Roku's SoundBridge ($499.99) is an expensive but cool-looking network music hub, contained in a slim cylindrical aluminum tube that's just 12 inches wide. The SoundBridge unit supports MP3, WMA, AAC, WAV, AIFF, FLAC, and Ogg Vorbis files; streams Internet radio; and even supports Apple's iTunes. It connects to your PC via wired Ethernet or wireless WiFi connection (via an optional adapter), comes with a wireless remote control, and has a variety of audio outputs—including analog RCA, digital optical, and digital coaxial.

Also from Roku is the HD1000 ($299.99), a unique unit that's a hub for both music and pictures. This puppy is designed especially for displaying digital photographs from a PC on a high-definition TV. The HD1000 connects to your home network or displays photos stored on digital media cards. (Roku even sells prepackaged Art Packs if you don't have enough photos of your own.) If your normal video source is turned off, the HD1000 automatically kicks in and generates a changing screensaver. Picture quality is terrific; the HD1000 displays photos in true high-definition. It also plays digital music files, although it's not as versatile in this respect as Roku's SoundBridge.

Slim Devices

The Slim Devices Squeezebox ($199) is my favorite of these media hub devices. It's unique in that it's a Linux-based device, capable of playing the widest variety of digital file formats: MP3, WMA, AAC, Apple Lossless, Ogg Vorbis, FLAC, WAV, and AIFF as well as SHOUTcast Internet radio. The Squeezebox is a low-profile unit with built-in display, and connects to a PC via wireless WiFi or wired Ethernet.
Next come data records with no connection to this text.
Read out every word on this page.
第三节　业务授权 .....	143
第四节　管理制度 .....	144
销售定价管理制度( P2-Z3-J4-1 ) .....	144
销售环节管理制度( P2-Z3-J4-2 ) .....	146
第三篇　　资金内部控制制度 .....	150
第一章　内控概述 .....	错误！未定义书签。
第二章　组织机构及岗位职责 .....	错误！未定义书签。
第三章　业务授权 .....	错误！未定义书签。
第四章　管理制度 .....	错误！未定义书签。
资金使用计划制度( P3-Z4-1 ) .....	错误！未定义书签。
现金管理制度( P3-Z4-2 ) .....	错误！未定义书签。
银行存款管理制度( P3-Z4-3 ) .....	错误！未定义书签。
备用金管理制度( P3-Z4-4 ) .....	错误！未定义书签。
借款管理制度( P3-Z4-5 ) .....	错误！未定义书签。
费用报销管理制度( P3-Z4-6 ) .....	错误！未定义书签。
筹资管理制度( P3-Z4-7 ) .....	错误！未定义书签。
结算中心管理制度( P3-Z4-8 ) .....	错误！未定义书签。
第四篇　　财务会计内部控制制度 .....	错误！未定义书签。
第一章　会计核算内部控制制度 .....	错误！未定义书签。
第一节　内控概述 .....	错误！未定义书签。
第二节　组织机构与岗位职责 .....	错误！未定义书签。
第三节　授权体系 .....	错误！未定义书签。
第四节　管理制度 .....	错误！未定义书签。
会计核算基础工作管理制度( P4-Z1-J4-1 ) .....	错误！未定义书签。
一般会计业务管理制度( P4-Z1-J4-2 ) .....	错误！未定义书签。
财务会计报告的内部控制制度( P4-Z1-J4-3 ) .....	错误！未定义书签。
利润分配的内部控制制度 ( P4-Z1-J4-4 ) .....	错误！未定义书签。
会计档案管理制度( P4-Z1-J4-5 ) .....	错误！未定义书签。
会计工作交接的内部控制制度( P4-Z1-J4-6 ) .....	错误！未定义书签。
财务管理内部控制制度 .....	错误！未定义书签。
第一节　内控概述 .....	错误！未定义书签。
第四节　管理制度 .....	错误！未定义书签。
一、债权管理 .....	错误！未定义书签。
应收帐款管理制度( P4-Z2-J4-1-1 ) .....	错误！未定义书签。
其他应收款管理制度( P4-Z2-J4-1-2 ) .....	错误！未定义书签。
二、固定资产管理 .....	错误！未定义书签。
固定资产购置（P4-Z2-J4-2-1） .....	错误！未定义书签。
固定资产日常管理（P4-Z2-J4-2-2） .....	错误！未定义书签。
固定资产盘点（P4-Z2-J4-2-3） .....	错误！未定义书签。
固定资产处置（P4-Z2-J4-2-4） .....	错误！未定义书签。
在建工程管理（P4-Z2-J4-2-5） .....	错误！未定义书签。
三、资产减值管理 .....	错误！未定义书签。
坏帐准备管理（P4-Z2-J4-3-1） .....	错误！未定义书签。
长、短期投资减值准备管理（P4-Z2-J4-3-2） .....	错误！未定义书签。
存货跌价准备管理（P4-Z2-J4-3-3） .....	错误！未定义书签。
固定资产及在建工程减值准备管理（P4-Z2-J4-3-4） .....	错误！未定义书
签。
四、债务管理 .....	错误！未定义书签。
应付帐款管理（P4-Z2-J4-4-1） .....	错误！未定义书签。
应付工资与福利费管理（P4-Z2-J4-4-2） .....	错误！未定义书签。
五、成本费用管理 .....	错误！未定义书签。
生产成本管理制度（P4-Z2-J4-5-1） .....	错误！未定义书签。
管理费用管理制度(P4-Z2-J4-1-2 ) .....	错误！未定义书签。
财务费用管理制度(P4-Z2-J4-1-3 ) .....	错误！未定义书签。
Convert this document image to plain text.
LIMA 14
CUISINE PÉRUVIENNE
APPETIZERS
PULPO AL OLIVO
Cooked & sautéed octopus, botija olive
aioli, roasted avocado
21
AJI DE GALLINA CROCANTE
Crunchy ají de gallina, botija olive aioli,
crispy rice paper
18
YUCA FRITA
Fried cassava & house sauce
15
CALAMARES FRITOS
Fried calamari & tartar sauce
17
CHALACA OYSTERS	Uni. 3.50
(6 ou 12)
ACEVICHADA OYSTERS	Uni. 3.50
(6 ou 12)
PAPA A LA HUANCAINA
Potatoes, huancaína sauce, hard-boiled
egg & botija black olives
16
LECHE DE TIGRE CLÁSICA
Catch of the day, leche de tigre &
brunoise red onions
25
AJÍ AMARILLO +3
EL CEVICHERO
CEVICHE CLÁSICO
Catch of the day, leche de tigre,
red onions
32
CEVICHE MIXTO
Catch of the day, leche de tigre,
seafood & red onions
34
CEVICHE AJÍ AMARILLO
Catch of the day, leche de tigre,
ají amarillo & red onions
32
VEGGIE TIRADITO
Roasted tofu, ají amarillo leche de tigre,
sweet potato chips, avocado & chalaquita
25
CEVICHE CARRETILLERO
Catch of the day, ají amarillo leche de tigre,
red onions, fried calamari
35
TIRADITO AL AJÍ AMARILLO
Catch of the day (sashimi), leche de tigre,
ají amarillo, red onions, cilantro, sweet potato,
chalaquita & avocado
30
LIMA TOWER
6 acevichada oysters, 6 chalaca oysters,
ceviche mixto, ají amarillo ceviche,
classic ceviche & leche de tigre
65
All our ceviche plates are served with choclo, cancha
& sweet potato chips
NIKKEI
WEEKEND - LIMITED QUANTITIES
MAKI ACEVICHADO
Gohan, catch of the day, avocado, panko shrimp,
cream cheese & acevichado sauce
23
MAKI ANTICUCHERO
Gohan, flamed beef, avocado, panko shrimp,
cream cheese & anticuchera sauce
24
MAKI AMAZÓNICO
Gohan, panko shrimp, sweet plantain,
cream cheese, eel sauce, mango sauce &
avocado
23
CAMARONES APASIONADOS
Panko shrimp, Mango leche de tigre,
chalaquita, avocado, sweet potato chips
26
You can synchronize multiple players for whole-house audio, and it even has a built-in alarm clock!

Turtle Beach

The Turtle Beach AudioTron AT-100 ($299) connects to your home network via a fast Ethernet connection (it's not wireless) and plays MP3, WMA, and WAV files as well as Internet radio. The nice thing about the AT-100 is that it's a little larger than the other units described previously; it looks and feels like a regular audio component, complete with a nice front-panel display. It features both analog and digital coaxial audio outputs, and you can connect multiple units throughout your house. Unlike other hubs, it has no trouble playing music protected by rights-management schemes—with the notable exception of music purchased from iTunes.

NOTE

Windows Media Center Extenders

If you have a PC running Microsoft Windows XP Media Center Edition 2005, another alternative is to purchase a Windows Media Center Extender. This is a network media hub in the guise of a small-profile set-top box that connects (wirelessly) to a media center PC and plays music and video files stored on your computer. Media Center Extender boxes are currently available from HP ($299.99) and Linksys ($299); expect more manufacturers to join the media center extender game in the coming months.